The medical aid team from International Assistance Mission - which has worked in Afghanistan since the 1960s and whose good works and apolitical nature are well-known - had trekked by foot with pack horses carrying medical supplies for 120 miles through snowy mountains to the isolated Parun Valley. After a week of medical ministering to villagers, they returned but were ambushed en route by a group of Taliban “with red beards.” According to a sole survivor - an Afghan guide - they were searched, robbed and then summarily shot execution-style, right out of the World War II Nazi atrocity playbook.


A Taliban spokesman claimed credit for the killings, accusing the aid workers of “spying and trying to spread Christianity.” But the U.S. ambassador to Afghanistan, Karl Eikenberry, strongly denied that, saying the IAM workers were “selfless volunteers who devoted themselves to providing free and much needed health care in the most remote and difficult parts of the country.”

Then there is the Aug. 9 Time cover article “What Happens If We Leave Afghanistan.” The cover features a color photo of a beautiful 18-year-old Afghan girl, Aisha, with a gaping hole the size of a quarter surrounded by pink scar tissue in the middle of her face where her nose had been.
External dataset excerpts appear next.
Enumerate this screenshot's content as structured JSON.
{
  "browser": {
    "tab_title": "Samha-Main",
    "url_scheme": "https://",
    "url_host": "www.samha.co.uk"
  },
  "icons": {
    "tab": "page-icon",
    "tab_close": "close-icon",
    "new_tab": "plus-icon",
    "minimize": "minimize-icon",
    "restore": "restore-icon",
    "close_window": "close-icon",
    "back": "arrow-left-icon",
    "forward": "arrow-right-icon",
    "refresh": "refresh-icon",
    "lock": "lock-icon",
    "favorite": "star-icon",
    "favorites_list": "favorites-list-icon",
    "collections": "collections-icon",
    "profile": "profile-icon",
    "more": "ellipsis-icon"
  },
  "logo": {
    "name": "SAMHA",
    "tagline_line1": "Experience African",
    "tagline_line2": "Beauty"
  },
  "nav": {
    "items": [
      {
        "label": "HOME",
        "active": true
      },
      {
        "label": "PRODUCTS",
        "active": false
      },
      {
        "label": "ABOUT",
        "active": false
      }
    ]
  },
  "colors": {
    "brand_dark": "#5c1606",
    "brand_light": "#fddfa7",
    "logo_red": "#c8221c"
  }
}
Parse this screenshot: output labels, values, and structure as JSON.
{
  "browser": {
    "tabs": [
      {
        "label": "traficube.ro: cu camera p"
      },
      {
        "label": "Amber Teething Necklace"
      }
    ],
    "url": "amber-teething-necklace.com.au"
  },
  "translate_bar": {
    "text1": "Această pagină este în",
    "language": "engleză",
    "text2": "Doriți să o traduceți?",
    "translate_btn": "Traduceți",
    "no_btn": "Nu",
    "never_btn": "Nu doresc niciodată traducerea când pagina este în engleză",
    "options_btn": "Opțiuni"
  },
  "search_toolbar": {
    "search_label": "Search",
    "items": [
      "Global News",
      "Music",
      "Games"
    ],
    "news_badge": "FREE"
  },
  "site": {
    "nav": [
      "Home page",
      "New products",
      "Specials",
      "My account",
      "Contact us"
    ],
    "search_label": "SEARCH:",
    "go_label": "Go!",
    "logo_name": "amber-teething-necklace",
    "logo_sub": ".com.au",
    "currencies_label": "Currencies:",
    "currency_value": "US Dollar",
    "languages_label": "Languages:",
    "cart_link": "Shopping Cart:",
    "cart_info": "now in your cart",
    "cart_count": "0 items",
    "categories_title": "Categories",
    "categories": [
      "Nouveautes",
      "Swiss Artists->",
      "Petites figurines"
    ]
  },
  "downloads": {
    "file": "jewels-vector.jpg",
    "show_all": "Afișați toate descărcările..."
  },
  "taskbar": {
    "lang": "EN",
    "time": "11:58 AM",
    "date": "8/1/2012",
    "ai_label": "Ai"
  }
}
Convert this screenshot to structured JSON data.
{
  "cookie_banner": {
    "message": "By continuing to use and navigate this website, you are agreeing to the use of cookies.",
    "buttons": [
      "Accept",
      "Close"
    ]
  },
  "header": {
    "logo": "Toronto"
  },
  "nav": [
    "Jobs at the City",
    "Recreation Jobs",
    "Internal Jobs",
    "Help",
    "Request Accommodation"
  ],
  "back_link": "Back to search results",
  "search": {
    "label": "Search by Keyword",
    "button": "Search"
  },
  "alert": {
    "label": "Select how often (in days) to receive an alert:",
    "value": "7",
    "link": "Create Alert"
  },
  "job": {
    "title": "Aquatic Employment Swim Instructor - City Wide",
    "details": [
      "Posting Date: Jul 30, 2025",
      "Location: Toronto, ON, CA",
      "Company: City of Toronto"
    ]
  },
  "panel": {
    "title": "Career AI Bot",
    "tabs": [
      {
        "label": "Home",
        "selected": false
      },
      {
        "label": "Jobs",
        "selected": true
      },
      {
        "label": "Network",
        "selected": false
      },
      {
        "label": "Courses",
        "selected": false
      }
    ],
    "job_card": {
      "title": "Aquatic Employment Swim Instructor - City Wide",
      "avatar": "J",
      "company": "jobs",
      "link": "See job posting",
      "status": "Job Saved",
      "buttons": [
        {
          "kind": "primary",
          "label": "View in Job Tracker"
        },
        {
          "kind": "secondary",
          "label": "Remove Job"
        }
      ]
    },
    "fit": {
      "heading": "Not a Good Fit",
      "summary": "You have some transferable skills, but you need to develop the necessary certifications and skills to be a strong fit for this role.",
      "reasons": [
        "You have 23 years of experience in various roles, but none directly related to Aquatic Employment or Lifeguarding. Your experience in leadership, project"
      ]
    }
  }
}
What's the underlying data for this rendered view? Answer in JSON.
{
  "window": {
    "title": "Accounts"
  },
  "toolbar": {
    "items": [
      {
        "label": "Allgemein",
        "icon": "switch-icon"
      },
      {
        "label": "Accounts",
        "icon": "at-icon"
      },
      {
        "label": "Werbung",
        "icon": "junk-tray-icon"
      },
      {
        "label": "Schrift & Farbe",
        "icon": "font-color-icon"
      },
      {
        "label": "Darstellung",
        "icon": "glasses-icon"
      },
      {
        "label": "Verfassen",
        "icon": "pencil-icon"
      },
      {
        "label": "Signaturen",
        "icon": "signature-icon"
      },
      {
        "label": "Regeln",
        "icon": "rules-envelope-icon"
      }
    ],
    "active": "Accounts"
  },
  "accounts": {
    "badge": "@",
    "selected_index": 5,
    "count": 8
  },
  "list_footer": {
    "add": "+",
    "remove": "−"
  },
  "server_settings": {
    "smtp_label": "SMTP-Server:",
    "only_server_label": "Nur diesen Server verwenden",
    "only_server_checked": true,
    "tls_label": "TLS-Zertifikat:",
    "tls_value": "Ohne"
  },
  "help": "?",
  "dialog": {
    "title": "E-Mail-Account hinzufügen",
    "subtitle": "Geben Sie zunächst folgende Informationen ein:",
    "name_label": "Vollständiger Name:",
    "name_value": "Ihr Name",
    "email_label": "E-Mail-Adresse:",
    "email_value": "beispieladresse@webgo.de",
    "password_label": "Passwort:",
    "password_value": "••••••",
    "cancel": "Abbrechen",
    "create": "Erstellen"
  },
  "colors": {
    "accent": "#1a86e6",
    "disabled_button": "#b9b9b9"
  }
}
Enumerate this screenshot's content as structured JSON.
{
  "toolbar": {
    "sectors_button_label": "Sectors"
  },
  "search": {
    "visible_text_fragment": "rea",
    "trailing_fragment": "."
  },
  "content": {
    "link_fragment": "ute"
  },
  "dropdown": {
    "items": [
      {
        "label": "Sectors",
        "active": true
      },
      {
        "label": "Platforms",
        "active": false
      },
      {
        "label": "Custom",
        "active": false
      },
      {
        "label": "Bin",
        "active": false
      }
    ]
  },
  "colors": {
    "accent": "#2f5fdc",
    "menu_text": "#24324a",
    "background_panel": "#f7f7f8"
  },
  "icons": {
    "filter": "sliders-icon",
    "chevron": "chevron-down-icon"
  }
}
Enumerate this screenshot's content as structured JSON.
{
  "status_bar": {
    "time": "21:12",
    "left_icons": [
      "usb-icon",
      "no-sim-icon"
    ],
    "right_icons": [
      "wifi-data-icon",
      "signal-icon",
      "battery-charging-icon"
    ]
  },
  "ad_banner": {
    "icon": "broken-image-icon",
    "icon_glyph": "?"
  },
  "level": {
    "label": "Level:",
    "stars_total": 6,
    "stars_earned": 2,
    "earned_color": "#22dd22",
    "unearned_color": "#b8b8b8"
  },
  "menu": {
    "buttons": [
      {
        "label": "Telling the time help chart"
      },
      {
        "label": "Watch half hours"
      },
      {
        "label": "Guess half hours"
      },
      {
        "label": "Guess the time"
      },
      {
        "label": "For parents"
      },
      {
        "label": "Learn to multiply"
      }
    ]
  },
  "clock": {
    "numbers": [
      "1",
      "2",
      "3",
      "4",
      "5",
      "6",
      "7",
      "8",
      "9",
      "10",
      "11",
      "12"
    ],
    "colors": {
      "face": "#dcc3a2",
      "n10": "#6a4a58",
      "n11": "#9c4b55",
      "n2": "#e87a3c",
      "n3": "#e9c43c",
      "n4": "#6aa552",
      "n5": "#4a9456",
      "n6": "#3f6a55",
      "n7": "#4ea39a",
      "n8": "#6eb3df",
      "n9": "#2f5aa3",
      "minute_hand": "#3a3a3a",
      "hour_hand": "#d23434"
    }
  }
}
After running away from her husband’s house and his abusive family that beat her and treated her like a slave, they tracked her down in the night and dragged her to a mountain clearing near her village in southern Afghanistan. “Shivering in the cold air and blinded by the flashlights trained on her by her husband’s family, she faced her husband and accuser.” Her judge, the local Taliban commander, ignored her pleas and decided she must be made an example. Aisha was held down by her brother-in-law while her husband took out his knife and sliced off both her ears. He then began cutting off her nose. She passed out from the pain, but later awoke in the darkness choking on her own blood. They had left her in the mountain clearing to die.

This didn’t happen back in the brutal dark ages of medieval times, it happened just last year. When granting permission for Time to use the disturbing picture of her, Aisha said she wants the world to see the effect a Taliban resurgence would have on the women of Afghanistan, many of whom have flourished in the last few years.


The heinous crime against Aisha and the wanton massacre of innocent aid workers are justified by the Taliban in the broad context of Sharia law. If we withdraw precipitously from Afghanistan - as our president has promised we will begin doing next summer - Sharia will again be imposed by a patient Taliban, rejuvenated and blood-thirsty to make up for lost time.

National security and international geopolitical considerations of a renewed alQaida sanctuary aside, these two incidents beg the question: Are we willing to simply abandon the Afghan people to the Taliban wolves, condemn the Afghan women to lives of fear, poverty and ignorance? Is there no moral imperative here that should also guide our course? Or are moral imperatives obsolete in modern America?